6. As can be gathered from my previous post, Seoul is actually very hilly in some areas. For instance, the path to Seoul Tower has some super steep ramps before you reach the gondola 🚡 that takes you to the top.


7. Be prepared for most people to have limited to no english proficiency...allow lots of time for everything when you are navigating in a wheelchair. The amount of curve balls experienced when traveling in a wheelchair needs some serious patients, persistence and stamina.


8. The ticket booth is too high in all metro stations and there are limited to no staff around to help since everything is automated.


9. Some people are truly very unhelpful. For instance, I asked a group of Korean men who were all pretty boys and dressed well. They seem well educated as well. When I ask them to help me up the steps, they said it was too unsafe and argued with me for longer than it would’ve taken them to carry me up the steps. There were around 6-8 men, but they all hesitated to help. In the end, they all chose to stare at me with pity and talked in a circle around me. I will be honest, it was one of the most infuriating experiences of my trip. I’ve traveled around the world and never have I experience so many healthy, strong men unwilling to help by saying it was unsafe after I informed them I only weighed 90 pounds. It would’ve been a piece of cake for them, and yet... I have to remind myself during times like these, it is all part of the travel experience...


10. People have very white faces here. A lot of times, it is whiter than the rest of their body. A lot of men/boys seem to have a similar looking bowl cut hairstyle. It’s very unique to here.


11. I’ve noticed from all of my metro rides that South Koreans are very fashionable and physically attractive. Compared to the other Asian countries I’ve traveled to, SK men seem taller as well. They all have really clear and healthy complexion. I’ve heard SK has a great cosmetic line, perhaps that has something to do with it?


12. SK people also seem happier and more carefree as well. This is all very subjective, especially this specific observation. My feeling, after roaming in their world, is they seem happier than people in other Asian countries.


13. They have some complicated toilets here. Even my German friend confessed to me she couldn’t figure out how to flush some of the toilets.

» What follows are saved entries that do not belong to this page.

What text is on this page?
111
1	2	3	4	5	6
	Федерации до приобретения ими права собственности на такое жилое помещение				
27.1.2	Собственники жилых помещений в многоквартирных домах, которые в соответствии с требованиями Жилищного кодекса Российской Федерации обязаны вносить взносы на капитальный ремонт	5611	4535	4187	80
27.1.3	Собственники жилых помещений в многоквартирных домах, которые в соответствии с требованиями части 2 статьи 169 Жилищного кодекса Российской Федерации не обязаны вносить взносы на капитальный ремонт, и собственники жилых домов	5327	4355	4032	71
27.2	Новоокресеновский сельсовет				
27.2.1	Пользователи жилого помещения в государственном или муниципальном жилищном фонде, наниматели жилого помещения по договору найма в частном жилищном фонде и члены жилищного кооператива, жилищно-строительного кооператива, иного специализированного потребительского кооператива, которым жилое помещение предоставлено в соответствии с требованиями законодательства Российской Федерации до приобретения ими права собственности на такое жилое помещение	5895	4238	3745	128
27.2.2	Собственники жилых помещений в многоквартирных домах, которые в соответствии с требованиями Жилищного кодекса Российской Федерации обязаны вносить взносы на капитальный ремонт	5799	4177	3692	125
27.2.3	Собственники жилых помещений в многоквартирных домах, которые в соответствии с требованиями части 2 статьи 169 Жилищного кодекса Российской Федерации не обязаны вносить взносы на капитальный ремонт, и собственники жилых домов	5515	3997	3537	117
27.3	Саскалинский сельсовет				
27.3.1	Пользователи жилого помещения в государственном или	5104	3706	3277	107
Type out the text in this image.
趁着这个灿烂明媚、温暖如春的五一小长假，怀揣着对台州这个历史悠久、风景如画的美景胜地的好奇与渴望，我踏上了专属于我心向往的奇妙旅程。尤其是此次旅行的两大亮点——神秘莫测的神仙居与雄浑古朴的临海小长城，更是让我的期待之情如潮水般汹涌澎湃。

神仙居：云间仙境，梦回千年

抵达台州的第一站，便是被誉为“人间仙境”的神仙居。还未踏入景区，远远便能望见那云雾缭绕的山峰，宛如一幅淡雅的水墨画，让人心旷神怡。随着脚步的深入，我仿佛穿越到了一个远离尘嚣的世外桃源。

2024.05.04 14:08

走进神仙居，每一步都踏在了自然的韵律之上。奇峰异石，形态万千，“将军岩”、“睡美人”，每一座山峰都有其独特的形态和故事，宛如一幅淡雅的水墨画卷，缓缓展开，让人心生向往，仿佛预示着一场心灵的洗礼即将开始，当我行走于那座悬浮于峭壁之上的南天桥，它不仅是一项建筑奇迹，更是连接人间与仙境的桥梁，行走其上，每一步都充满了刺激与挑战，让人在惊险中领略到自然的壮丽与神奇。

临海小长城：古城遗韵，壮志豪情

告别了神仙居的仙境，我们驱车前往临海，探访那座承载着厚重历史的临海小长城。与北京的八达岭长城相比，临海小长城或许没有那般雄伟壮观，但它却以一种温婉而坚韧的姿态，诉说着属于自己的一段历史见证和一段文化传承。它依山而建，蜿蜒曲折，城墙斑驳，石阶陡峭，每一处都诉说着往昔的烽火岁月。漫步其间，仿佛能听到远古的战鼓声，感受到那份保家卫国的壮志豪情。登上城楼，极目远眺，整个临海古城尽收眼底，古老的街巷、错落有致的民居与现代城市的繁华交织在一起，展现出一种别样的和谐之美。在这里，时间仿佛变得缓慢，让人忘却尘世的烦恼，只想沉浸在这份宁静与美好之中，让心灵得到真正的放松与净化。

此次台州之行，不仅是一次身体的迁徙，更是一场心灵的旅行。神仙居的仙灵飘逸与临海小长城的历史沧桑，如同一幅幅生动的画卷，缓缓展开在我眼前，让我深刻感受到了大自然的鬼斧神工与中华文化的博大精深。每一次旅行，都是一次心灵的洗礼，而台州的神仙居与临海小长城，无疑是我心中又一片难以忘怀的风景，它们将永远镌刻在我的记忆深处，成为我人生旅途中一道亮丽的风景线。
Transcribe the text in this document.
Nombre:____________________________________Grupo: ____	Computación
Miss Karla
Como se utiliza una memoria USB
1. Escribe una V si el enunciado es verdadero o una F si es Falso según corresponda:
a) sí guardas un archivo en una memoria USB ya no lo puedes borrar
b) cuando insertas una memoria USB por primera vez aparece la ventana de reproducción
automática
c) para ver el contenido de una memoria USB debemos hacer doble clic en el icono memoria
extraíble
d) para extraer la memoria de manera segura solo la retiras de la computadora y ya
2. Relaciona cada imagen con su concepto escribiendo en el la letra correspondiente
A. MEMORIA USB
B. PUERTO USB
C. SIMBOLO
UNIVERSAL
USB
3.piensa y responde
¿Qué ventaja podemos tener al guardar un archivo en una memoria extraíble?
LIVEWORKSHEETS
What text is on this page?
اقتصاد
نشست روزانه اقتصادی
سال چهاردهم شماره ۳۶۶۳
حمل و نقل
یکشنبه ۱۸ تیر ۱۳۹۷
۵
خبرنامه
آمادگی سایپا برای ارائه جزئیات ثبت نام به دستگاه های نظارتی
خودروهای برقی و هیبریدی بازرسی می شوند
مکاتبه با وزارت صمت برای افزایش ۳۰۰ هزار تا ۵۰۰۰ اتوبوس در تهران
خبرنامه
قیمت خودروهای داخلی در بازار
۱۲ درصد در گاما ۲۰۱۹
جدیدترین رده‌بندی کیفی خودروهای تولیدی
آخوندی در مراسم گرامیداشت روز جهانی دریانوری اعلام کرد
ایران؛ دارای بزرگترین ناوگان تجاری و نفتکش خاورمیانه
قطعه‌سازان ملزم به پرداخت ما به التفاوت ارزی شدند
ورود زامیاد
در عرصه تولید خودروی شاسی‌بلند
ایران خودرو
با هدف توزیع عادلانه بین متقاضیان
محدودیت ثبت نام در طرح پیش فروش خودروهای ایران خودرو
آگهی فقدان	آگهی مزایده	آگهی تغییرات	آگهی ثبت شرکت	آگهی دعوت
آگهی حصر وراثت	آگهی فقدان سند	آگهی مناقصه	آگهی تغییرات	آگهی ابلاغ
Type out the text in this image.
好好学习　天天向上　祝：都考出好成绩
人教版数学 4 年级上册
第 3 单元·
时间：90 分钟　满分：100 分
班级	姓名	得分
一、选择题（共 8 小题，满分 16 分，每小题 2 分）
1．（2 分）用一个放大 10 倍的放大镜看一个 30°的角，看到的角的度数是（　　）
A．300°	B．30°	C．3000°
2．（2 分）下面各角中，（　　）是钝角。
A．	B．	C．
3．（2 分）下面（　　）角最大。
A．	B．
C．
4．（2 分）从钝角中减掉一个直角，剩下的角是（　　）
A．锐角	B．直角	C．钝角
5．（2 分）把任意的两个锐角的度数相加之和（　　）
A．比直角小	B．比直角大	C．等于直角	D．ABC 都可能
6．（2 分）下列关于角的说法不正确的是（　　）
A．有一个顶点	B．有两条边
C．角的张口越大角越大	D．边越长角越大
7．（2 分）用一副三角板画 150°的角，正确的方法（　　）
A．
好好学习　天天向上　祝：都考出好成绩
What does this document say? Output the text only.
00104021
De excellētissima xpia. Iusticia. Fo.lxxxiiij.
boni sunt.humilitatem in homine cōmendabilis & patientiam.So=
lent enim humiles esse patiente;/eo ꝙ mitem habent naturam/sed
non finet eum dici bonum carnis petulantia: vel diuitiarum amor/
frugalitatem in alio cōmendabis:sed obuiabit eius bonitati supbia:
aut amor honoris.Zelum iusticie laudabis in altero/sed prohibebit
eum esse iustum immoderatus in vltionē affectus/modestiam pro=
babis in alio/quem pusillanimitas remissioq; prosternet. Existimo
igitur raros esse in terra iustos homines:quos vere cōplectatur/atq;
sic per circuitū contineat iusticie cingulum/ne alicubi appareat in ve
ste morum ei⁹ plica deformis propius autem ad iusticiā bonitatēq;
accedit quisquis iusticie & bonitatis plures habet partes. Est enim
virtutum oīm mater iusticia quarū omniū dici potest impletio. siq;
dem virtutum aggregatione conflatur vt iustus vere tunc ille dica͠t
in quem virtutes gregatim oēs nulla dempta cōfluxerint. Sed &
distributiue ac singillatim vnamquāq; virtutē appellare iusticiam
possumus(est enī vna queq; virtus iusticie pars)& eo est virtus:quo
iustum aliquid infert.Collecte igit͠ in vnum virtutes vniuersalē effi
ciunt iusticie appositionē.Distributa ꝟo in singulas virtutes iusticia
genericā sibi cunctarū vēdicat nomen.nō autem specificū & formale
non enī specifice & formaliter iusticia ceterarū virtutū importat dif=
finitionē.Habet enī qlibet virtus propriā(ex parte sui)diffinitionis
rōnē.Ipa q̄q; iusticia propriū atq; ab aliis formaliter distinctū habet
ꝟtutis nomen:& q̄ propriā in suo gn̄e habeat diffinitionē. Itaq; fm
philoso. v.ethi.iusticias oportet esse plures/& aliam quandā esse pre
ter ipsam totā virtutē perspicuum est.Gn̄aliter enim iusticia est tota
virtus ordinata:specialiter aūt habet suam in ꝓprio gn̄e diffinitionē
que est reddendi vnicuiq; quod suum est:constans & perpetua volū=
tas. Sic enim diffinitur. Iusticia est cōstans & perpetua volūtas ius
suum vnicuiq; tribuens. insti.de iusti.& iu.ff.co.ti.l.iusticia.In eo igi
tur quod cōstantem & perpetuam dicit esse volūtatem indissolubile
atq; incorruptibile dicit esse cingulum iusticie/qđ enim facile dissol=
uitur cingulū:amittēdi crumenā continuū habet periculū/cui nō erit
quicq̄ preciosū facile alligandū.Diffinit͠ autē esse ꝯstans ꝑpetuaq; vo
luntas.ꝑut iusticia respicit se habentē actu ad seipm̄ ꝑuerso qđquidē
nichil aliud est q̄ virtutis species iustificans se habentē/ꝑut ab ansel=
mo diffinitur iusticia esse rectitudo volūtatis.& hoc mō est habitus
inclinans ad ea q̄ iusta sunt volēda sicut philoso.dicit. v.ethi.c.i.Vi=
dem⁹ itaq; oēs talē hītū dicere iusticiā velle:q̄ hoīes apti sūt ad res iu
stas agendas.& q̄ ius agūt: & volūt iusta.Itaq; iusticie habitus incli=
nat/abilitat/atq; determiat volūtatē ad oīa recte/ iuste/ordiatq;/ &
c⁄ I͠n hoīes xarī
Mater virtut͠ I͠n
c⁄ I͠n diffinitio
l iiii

14. One of my favorite things about SK and Taiwan is that they reuse and recycle their metro tickets/cards. In SK, every time you purchase a single-fare metro card, you have to put down 500 won (Korean currency) deposit. Only when you return your metro card at the end of your trip do you get your deposit back. This saves so much plastic and paper!


I really enjoyed Seoul and learned so much from them, but I am relieved to not have to navigate their complicated metro system and hilly terrain any longer. I am also happy that I will be able to speak the language of the locals in the next three countries I will be traveling to. Navigating around countries where English or Chinese is not spoken is exhausting, frustrating and so time-consuming.